By the time the first flowering plant emerged, plant-eating
dinosaurs had been around for a million years, feeding on a diet of ferns,
conifers, and other primordial plants throughout. Dinosaurs lasted for 65
million years and some scientists believe the giant reptiles had plenty of
time to adapt to a new diet that included angiosperms.
Just before dinosaurs died, I believe lots of them were
chowing down on flowering plants, says Kirk Johnson of Nature & Science
Museum Denver. Johnson has discovered several fossils aged 60 to 70 million
from locations throughout the Rocky Mountain region. He deduces from them that
hadrosaurs or duck-billed dinosaurs lived on large angiosperm leaves that had
formed in a warm climatic change just before the Cretaceous period ended.
Referring to sediments that only predate dinosaur extinction, he said, I just
find a few hundred samples of non-flowering plants there, but I collected
35,000 angiosperm specimens. No way the dinosaurs ate these things.
Early angiosperms were low-growing, which better matched
some dinosaurs than others. Brachiosaurs had long necks like giraffes, so they
were poorly equipped to eat new vegetation, says Richard Cifelli, University of
Oklahoma paleontologist. However, ceratopsians and duck-billed dinosaurs were
true mowing devices. Behind those mowers, angiosperms adapted for freshly
cutting ground and spreading.
Dinosaurs abruptly died around 65 million years ago, and
another group of species took their place — the mammals, which greatly
benefited from the variety of angiosperm foods, including seeds, nuts, and
many vegetables. Flowering seeds, in particular, benefited from mammals' seed
dispersal.
Two kingdoms made a handshake, says David Dilcher, a
paleobotanist with Natural History Museum of Florida. I'll feed you and take my
genetic material out.
Eventually, mankind changed, and the two realms made another
handshake. Angiosperms fulfilled our need for food by cultivation. In turn, we
took certain species like corn and rice and gave them unprecedented success,
cultivating them in vast fields, deliberately pollinating them, gusto consuming
them. Virtually all non-meat food we consume begins as a flowering plant, while
the foods, milk, and eggs we consume come from grain-fattened animals —
flowers. And wearing cotton is angiosperm.

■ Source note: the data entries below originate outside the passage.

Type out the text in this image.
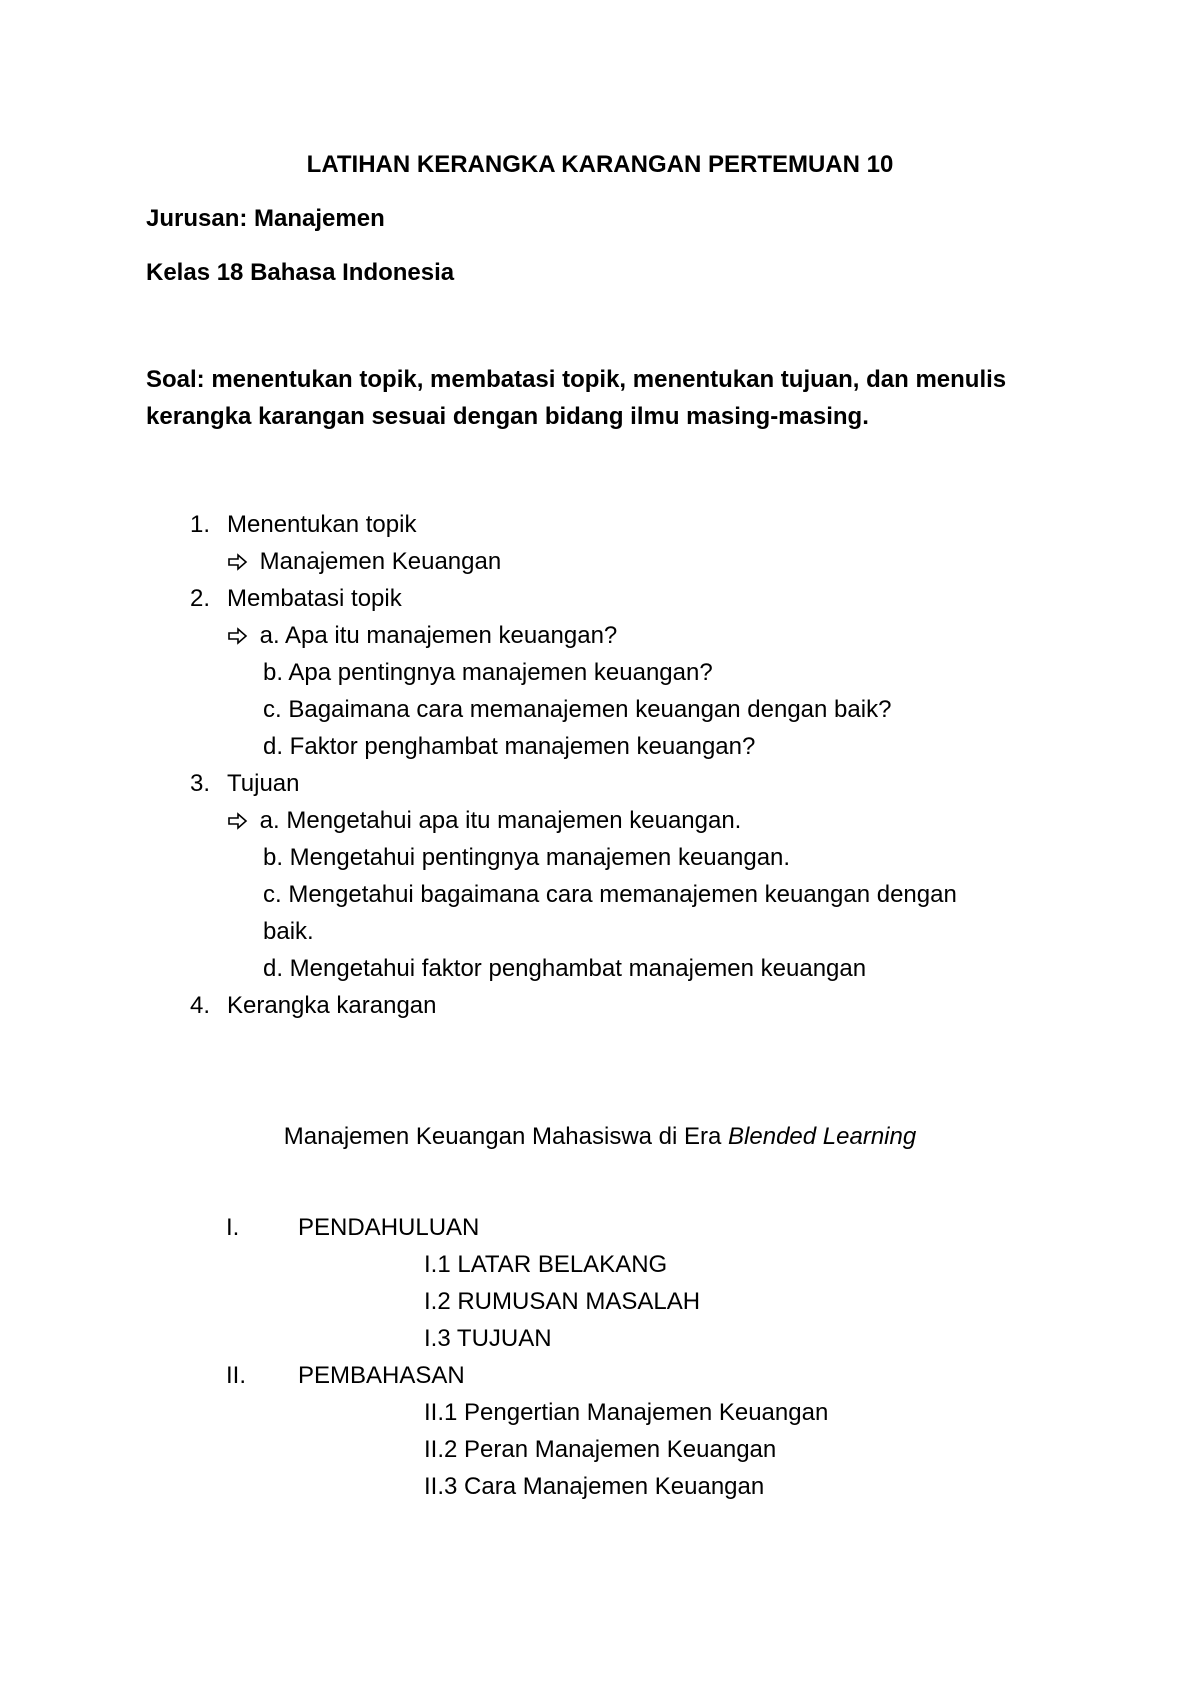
LATIHAN KERANGKA KARANGAN PERTEMUAN 10
Jurusan: Manajemen
Kelas 18 Bahasa Indonesia
Soal: menentukan topik, membatasi topik, menentukan tujuan, dan menulis
kerangka karangan sesuai dengan bidang ilmu masing-masing.
1. Menentukan topik
Manajemen Keuangan
2. Membatasi topik
a. Apa itu manajemen keuangan?
b. Apa pentingnya manajemen keuangan?
c. Bagaimana cara memanajemen keuangan dengan baik?
d. Faktor penghambat manajemen keuangan?
3. Tujuan
a. Mengetahui apa itu manajemen keuangan.
b. Mengetahui pentingnya manajemen keuangan.
c. Mengetahui bagaimana cara memanajemen keuangan dengan
baik.
d. Mengetahui faktor penghambat manajemen keuangan
4. Kerangka karangan
Manajemen Keuangan Mahasiswa di Era Blended Learning
I. PENDAHULUAN
I.1 LATAR BELAKANG
I.2 RUMUSAN MASALAH
I.3 TUJUAN
II. PEMBAHASAN
II.1 Pengertian Manajemen Keuangan
II.2 Peran Manajemen Keuangan
II.3 Cara Manajemen Keuangan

And aesthetically, angiosperms protect and enrich our lives.
On Valentine's Day, we've come to admire them for their beauty, their scents,
their companionship in a vase, a plant. Some flowers speak an ancient language
of short phrases. For these more sparkling players — orchids, roses, lilies —
the universe grows smaller, crisscrossed every day by jet-setting flowers in
the cargo holds of commercial aircraft.
We aim to supply flowers anywhere in the world within 24
hours of being picked, said Jan Lanning, a senior consultant with the Dutch
Wholesale Commission, the world's ornamental flowers turnstile. The company also
globalized.
On my way home from Friis's Swedish school, I stopped in
the Netherlands, the world's largest exporter of cut flowers. I asked Lanning
to try to describe his chosen job. He leaned with a ready response.
Flowers intrigued us as long as we lived. That's an
emotional commodity. Living objects draw people. Smell, light, charm all in a
flower. He grinned at his desk's fragrant lily design. Per Monday a florist
brings this office fresh flowers. It's the luxury required.

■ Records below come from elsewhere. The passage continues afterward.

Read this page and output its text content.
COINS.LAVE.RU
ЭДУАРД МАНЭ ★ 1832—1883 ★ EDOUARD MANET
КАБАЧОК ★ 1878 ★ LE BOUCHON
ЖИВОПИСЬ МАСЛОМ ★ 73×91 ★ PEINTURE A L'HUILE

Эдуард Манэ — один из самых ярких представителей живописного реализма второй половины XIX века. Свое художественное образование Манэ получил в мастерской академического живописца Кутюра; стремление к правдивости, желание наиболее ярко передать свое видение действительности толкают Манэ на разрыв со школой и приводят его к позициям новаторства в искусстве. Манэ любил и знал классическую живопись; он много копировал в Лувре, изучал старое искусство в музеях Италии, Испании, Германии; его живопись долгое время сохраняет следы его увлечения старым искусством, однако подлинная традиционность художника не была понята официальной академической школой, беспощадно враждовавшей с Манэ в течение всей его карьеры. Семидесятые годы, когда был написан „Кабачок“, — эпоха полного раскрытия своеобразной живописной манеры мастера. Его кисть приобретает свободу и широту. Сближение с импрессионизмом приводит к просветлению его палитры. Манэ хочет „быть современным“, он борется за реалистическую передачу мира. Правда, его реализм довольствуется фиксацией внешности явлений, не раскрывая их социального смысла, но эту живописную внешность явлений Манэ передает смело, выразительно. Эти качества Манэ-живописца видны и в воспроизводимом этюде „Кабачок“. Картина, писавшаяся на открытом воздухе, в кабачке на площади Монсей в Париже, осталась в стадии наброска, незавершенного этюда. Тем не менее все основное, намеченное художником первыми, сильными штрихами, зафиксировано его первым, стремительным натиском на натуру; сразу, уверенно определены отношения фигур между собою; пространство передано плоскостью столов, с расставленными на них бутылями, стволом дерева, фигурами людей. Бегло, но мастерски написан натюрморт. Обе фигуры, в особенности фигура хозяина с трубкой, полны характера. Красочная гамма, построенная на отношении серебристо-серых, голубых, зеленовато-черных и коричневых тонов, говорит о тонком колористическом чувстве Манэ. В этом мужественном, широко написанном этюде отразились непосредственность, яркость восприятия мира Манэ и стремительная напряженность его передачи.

Later that day, I spied a group of admirers crowded before a
painting in Amsterdam's Van Gogh Museum. I went there and pressed in among
them. Suddenly I saw Sunflowers, one of van Gogh's most famous works. The
flowers hang out of a vase, muddy and disheveled. They took me to my barefoot
youth at the edge of my dad's garden on a wet summer evening alive with
fireflies and cicadas murmur.
The audience went on, with Sunflowers left. My search came
to this surprising end, the first flower I can recall. Would van Gogh raise the
flower to an art form, or would van Gogh's flower harness imagination
immortalize itself in oils and brushstrokes? Flowering plants occupied more
than land. They have profoundly rooted our minds and souls. We know we 're
walking into their world like a museum, and they've been here long before we've
come and maybe stay long after we've left.